The first inaugural iteration coincided with Art Basel: Miami Beach in December of 2018 followed by a second at Art Basel: Hong Kong in March of 2019, and a third at Frieze London in October of 2019. Members experience unique, site-specific artworks; join nightly parties featuring exhilarating performances and live music; and sample specialty dining and cocktails throughout.
Set to align with the opening of Paris Haute Couture on 19–20 January 2020, Prada Mode Paris will occupy Maxim’s on 3 Rue Royale, the legendary, 1893 Belle Époque restaurant.
A registered national landmark, Maxim’s has welcomed everyone from the artistic and political figures of the early 20th century Parisian world, to the 50s’ Hollywood celebrities, and intelligentsia across all generations.
The restaurant’s interiors are a marvel of Art Nouveau design and includes unique masterworks.
For Prada Mode Paris, the iconic restaurant will be transformed by AI researcher and professor Kate Crawford and artist and researcher Trevor Paglen — who conceived the Training Humans exhibition on view at Osservatorio Fondazione Prada in Milan until 24 February 2020 — into an installation titled “Making Faces” which includes art projects and architectural modifications focusing on data gathering, surveillance and facial recognition.
Prada Mode Paris will present both a history and future of AI training images and take a critical look at current surveillance and policing systems, all mapped on the art nouveau interior of Maxim’s.
Visitors will walk through a promenade of images from the 19th century to the present, which tell a story about the history of facial capture and analysis.
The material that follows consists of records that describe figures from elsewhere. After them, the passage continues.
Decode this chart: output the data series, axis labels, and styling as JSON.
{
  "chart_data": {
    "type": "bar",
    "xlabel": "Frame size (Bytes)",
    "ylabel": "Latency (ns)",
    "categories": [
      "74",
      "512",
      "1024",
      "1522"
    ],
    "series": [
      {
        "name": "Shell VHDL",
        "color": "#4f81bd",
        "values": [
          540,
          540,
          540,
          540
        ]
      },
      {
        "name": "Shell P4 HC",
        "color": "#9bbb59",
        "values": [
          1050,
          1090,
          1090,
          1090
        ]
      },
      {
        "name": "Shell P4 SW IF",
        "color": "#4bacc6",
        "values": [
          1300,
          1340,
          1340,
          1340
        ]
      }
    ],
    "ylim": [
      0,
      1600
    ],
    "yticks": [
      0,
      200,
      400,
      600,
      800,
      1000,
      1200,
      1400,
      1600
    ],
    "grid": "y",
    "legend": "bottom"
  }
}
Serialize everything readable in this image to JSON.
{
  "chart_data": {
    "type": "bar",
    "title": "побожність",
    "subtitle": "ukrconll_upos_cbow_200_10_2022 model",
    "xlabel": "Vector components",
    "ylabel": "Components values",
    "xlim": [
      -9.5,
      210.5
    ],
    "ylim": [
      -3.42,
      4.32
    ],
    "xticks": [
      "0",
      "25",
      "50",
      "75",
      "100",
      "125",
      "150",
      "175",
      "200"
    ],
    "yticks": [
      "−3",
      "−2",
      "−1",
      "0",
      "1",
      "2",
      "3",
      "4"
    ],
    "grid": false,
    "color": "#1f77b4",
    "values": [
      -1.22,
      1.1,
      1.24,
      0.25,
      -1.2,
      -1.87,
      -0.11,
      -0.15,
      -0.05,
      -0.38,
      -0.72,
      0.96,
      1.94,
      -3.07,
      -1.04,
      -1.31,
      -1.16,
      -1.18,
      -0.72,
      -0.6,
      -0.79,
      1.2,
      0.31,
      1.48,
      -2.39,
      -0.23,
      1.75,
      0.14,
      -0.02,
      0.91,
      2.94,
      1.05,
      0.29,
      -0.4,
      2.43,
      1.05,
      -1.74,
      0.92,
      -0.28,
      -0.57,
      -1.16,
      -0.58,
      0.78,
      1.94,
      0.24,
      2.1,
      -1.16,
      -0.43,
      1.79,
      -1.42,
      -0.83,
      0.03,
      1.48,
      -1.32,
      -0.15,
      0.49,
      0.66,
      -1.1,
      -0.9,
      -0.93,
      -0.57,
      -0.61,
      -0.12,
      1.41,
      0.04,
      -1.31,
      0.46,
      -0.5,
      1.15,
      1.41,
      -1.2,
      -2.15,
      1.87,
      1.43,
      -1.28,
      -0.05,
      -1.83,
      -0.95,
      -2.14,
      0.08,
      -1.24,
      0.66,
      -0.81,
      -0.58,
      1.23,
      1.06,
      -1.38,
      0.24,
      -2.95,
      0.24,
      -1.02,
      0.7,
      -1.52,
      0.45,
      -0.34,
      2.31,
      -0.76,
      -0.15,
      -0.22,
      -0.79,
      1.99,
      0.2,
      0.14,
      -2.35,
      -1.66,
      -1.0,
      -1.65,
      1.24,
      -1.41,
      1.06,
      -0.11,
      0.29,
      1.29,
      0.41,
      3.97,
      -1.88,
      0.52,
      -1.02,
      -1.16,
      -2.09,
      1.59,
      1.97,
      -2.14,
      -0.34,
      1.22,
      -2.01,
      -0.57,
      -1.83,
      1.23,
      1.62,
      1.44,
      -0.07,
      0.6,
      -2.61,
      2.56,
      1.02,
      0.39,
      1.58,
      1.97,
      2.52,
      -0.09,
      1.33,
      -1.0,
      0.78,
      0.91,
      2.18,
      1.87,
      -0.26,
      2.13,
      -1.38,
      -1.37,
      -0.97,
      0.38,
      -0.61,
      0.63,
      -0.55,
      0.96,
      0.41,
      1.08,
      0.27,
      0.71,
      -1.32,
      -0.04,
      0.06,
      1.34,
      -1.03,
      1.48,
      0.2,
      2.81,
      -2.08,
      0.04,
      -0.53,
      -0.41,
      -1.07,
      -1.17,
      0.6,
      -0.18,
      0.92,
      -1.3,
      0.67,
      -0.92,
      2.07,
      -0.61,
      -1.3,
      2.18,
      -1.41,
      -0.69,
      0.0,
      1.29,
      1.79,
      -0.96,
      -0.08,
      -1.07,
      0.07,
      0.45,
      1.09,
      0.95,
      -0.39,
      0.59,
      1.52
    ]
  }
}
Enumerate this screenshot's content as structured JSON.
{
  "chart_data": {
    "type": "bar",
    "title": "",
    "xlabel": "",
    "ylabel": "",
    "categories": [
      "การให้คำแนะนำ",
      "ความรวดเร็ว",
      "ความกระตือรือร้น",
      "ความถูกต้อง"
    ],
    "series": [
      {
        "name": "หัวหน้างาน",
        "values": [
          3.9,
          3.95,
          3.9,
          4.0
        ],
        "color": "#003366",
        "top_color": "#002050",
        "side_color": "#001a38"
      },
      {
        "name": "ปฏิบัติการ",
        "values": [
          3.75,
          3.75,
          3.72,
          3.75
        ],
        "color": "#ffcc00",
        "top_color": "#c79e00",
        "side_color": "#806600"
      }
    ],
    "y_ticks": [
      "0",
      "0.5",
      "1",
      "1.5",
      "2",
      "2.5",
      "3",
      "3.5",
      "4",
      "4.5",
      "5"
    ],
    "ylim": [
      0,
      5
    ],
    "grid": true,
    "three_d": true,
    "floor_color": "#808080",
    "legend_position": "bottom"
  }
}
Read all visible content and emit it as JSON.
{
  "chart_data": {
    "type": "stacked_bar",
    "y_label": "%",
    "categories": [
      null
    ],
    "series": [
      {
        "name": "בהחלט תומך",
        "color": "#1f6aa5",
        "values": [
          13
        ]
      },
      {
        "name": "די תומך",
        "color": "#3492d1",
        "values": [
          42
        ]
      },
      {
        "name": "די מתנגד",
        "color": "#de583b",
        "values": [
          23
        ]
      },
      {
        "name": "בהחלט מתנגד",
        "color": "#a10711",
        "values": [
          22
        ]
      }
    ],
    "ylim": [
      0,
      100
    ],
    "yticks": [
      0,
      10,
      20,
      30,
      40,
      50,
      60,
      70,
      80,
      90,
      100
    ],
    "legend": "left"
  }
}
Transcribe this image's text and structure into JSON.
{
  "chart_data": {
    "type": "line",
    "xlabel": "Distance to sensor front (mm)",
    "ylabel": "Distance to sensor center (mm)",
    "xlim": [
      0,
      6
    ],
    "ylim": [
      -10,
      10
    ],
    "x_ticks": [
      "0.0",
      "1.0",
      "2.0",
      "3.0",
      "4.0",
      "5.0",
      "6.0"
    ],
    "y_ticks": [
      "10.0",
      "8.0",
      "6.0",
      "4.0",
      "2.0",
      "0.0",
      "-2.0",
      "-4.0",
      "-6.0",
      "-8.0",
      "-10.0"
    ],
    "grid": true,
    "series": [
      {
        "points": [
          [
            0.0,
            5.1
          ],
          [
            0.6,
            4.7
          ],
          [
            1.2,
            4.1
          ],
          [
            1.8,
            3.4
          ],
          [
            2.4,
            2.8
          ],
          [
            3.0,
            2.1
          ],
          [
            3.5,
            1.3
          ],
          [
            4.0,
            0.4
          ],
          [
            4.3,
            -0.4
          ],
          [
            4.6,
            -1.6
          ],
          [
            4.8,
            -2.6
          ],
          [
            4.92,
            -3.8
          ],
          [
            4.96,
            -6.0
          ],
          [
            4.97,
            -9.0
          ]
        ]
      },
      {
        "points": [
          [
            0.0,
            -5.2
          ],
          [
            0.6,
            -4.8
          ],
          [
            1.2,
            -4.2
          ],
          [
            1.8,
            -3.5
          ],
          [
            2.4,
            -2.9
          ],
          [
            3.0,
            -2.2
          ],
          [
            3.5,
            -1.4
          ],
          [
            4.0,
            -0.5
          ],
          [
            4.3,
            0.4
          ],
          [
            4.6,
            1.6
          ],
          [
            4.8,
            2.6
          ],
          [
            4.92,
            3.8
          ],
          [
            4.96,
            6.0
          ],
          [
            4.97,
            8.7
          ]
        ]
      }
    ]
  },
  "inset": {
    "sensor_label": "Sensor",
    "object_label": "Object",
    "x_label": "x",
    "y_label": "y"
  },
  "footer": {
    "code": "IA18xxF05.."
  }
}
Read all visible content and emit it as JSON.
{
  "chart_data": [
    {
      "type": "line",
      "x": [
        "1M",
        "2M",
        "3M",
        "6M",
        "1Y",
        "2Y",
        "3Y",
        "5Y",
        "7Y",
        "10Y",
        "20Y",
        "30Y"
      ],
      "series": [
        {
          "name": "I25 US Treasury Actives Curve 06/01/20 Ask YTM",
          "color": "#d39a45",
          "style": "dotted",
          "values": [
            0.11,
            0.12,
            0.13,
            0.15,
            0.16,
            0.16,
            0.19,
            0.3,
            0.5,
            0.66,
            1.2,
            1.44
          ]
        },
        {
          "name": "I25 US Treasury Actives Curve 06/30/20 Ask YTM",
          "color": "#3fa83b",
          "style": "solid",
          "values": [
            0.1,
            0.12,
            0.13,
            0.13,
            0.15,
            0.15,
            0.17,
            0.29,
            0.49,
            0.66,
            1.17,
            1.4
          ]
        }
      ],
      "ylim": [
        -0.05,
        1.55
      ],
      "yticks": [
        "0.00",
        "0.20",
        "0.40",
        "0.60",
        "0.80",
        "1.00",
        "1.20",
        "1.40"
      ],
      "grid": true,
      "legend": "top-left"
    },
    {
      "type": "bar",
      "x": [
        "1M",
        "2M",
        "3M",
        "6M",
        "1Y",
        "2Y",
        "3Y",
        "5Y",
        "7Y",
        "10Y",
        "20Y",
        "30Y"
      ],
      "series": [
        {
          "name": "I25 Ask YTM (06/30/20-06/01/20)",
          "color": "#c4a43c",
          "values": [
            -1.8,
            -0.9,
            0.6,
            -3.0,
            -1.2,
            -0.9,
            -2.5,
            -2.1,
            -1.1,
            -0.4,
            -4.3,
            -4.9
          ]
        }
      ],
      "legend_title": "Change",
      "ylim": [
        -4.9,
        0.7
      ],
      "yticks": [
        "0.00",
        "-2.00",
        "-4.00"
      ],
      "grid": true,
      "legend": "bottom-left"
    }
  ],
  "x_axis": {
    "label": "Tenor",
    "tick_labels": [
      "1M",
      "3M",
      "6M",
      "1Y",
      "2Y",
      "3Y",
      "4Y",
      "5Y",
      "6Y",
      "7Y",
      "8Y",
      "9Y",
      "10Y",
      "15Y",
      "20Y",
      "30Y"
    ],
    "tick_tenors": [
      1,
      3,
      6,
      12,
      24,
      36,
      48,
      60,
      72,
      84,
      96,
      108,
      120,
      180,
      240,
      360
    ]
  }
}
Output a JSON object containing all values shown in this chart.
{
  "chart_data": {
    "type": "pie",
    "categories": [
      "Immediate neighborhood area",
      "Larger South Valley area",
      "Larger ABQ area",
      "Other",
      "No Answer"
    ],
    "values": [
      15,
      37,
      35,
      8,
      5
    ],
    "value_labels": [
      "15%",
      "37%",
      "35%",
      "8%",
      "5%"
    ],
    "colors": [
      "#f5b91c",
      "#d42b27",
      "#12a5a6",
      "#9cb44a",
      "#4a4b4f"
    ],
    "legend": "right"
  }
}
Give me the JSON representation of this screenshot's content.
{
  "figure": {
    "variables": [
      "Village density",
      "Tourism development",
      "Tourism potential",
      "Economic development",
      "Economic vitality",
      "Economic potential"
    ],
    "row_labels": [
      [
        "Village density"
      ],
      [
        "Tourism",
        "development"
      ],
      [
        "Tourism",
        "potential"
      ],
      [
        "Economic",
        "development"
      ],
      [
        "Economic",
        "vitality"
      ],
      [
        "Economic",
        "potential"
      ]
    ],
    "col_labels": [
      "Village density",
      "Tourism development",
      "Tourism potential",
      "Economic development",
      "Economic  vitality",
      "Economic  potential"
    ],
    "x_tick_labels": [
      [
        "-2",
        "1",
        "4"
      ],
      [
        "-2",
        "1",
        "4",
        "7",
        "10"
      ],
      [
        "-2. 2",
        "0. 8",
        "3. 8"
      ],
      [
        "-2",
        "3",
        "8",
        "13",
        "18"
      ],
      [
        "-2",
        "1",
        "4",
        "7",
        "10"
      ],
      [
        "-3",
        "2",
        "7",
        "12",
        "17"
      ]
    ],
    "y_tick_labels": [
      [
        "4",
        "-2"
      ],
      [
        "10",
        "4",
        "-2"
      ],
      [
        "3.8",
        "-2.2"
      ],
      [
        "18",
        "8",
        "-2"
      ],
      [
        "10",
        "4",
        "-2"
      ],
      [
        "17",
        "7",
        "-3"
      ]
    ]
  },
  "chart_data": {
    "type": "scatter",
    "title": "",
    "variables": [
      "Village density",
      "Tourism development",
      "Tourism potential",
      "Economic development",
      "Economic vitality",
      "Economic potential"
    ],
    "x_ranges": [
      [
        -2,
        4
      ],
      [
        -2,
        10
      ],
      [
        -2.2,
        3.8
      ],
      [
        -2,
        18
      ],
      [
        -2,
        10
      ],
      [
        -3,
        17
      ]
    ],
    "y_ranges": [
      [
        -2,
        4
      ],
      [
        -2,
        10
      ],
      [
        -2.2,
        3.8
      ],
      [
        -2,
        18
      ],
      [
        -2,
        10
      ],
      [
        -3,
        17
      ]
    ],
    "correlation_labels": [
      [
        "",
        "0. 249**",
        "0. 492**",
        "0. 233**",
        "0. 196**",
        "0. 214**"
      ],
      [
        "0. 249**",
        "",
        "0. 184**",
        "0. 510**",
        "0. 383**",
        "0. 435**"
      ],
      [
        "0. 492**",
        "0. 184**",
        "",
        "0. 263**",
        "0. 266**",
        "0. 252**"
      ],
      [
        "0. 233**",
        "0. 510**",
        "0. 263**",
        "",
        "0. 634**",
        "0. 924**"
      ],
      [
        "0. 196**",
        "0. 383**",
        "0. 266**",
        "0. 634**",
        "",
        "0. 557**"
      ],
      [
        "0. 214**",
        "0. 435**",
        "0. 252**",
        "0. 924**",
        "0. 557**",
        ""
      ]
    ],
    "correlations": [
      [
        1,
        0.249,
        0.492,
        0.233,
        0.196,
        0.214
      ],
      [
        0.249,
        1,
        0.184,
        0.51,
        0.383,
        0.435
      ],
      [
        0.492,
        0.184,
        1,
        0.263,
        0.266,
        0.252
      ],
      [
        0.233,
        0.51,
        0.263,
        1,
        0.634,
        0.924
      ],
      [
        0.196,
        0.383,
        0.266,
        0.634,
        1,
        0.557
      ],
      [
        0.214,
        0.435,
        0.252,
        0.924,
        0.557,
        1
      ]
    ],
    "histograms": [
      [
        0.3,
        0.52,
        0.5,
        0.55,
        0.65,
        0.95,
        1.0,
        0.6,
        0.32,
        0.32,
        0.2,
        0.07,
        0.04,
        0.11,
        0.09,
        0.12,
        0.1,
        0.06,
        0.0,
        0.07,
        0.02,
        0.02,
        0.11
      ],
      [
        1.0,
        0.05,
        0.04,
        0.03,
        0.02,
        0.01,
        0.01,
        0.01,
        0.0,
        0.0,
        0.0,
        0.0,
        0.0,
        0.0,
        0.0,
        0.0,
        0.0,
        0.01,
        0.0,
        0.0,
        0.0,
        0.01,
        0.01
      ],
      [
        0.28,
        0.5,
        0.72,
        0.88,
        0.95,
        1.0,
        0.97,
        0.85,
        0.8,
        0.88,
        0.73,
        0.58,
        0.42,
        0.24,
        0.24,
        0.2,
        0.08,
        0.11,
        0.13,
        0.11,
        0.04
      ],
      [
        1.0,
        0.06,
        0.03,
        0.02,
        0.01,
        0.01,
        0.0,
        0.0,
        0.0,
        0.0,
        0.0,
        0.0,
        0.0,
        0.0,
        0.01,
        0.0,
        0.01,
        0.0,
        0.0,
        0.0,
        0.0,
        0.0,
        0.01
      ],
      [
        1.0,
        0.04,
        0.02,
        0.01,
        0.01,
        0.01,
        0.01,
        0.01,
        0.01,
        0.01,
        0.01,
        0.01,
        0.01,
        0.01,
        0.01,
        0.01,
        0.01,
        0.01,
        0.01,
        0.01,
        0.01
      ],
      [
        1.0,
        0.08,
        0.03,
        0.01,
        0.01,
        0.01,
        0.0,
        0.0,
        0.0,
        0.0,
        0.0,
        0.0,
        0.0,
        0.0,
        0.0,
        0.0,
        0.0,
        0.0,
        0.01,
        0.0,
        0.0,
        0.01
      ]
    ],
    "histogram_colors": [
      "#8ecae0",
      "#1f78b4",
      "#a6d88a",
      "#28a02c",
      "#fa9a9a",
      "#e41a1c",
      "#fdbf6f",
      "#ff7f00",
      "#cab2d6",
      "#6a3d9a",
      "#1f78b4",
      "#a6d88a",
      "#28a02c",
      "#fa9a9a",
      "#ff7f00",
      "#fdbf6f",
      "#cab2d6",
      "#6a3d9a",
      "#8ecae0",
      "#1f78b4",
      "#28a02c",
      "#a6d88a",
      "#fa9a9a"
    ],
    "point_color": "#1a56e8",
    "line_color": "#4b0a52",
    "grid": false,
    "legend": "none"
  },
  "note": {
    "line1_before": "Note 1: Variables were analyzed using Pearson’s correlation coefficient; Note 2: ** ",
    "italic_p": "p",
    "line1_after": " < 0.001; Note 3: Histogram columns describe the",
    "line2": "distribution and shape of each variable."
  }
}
The space serves as a reminder of the dark histories from which contemporary facial recognition systems have emerged. Pages from phrenology and physiognomy textbooks mix with historical mugshots, and “training images” used for facial recognition software appear with patent applications from major tech companies.
Throughout Maxim’s, artefacts such as phrenological busts, calipers, antique manuals and books, and all manner of measurement tools used to study faces and heads over the last two hundred years are hidden inside the historical architecture of the club.